Abstract

Estuaries act as strong carbon and nutrient filters and are relevant contributors to the atmospheric CO2 budget. They thus play an important, yet poorly constrained, role for global biogeochemical cycles and climate. This manuscript reviews recent developments in the modelling of estuarine biogeochemical dynamics. The first part provides an overview of the dominant physical and biogeochemical processes that control the transformations and fluxes of carbon and nutrients along the estuarine gradient. It highlights the tight links between estuarine geometry, hydrodynamics and scalar transport, as well as the role of transient and nonlinear dynamics. The most important biogeochemical processes are then discussed in the context of key biogeochemical indicators such as the net ecosystem metabolism (NEM), air–water CO2 fluxes, nutrient-filtering capacities and element budgets.
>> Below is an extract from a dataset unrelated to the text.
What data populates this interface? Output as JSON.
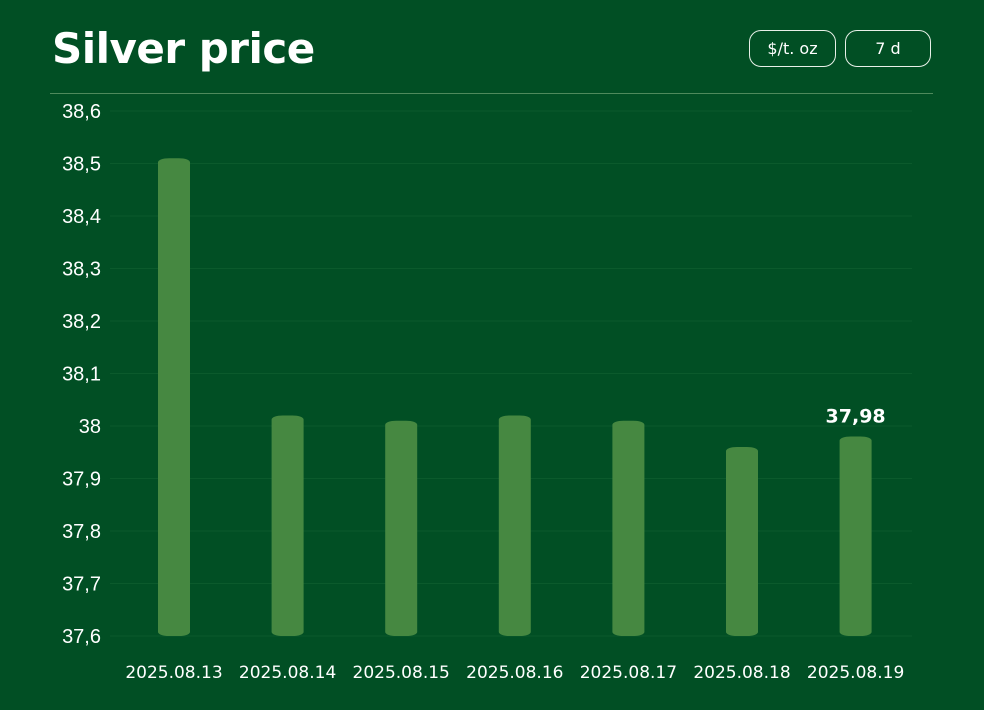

In the second part of the paper, we illustrate, on the basis of local estuarine modelling studies, the power of reaction-transport models (RTMs) in understanding and quantifying estuarine biogeochemical dynamics. We show how a combination of RTM and high-resolution data can help disentangle the complex process interplay, which underlies the estuarine NEM, carbon and nutrient fluxes, and how such approaches can provide integrated assessments of the air–water CO2 fluxes along river–estuary–coastal zone continua. In addition, trends in estuarine biogeochemical dynamics across estuarine geometries and environmental scenario are explored, and the results are discussed in the context of improving the modelling of estuarine carbon and CO2 dynamics at regional and global scales.